SEO hacking cpanel

There’s a thread on Search Engine Watch puzzling over server side search engine cloaking of an innocent third party’s website (thanks Joe for the tip).

After the conversation had died down, Brian White (works for Matt Cutts at Google) came around and told them:

“…We’ve discovered that the likely explanation is that a third party gained access to a number of sites and dropped files in these accounts (including a modified .htaccess using rewrite rules) for the purpose of rewriting the home page through a proxy script. The proxy script adds links when Googlebot visits, and in a sinister twist, adds the rel=nofollow link to cap off PageRank bound for any external URL not under control of this third party. As Danny noted, they also add a NOARCHIVE meta tag to disable the cached version in results…”

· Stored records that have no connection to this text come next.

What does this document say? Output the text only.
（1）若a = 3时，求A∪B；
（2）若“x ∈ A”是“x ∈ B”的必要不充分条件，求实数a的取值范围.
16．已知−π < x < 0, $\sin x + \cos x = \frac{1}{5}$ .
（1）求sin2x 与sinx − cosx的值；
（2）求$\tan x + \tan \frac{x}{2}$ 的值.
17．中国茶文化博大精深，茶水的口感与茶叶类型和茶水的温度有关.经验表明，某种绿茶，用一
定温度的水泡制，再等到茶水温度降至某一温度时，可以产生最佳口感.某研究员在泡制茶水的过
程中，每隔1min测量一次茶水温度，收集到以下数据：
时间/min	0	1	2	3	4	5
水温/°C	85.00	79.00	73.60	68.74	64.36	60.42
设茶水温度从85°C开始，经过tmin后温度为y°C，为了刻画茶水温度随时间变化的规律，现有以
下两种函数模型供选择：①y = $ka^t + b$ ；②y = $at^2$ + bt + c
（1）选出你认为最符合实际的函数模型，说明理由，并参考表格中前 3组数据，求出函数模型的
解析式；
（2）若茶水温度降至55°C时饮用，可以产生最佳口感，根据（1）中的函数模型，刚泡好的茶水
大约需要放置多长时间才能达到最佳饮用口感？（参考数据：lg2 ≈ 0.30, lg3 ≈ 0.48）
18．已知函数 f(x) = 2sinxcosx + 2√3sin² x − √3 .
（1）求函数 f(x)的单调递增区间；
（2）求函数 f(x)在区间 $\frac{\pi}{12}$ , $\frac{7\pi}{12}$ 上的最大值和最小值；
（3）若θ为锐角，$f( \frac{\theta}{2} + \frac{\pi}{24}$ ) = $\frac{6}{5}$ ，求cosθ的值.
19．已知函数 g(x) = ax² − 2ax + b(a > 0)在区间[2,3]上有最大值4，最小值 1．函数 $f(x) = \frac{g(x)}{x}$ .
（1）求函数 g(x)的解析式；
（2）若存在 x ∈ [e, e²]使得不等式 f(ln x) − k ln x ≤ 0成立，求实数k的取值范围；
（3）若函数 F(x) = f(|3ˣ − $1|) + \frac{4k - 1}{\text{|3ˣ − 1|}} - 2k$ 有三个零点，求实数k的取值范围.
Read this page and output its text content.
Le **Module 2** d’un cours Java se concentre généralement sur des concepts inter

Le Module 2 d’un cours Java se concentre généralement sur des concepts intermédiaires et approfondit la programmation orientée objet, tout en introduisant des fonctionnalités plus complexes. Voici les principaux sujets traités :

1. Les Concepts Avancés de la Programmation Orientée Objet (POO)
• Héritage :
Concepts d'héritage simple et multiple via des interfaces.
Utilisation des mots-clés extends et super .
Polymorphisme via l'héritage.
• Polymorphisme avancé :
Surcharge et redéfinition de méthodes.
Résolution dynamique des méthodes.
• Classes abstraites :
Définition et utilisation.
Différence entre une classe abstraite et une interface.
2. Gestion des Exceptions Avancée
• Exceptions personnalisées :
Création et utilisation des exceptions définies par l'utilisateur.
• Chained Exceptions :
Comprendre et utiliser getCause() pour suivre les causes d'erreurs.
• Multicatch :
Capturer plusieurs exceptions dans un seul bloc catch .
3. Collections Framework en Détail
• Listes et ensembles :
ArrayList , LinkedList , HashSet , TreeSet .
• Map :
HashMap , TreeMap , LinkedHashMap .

“…We don’t know how the third party got the files on the webhosts, but cPanel seems to be the common denominator. We’re in touch with some hosts who appear be affected by this….”

I guess it was bound to happen. Hacking for SEO…

5 Responses to “SEO hacking cpanel”

  1. Matt Cutts says:

    The silver lining is that if people are doing things like breaking into servers, that’s clearly illegal.

  2. Justin Mason says:

    Matt — we thought that in the email anti-spam community, too. :(

  3. Max says:

    When you deploying sandbox, all peoples look forward to “old domains”.
    Deleted domains, buying old domains and etc.
    IMHO no matters what you use to get ranking higher ?

  4. [...] Doorways, spamming, hacking, cloaking , etc. Can be really effective if you know how to. Short term success - always. No long term perspectives - only recurring actions. Build a doorway, promote, get high SERP position, get banned, build another doorway … Circle of life. [...]

  5. Google discovered a hidden link on a site yesterday which led me on an interesting expedition. Seems that the currently top ranking site for “download movies” has been employing someone to hack into DNN (dotnukenet) sites and add an invisible link in them pointing back (with varying anchor text, of course) to the movie site. Makes me wonder how prolific hacking is for some black hat SEOs.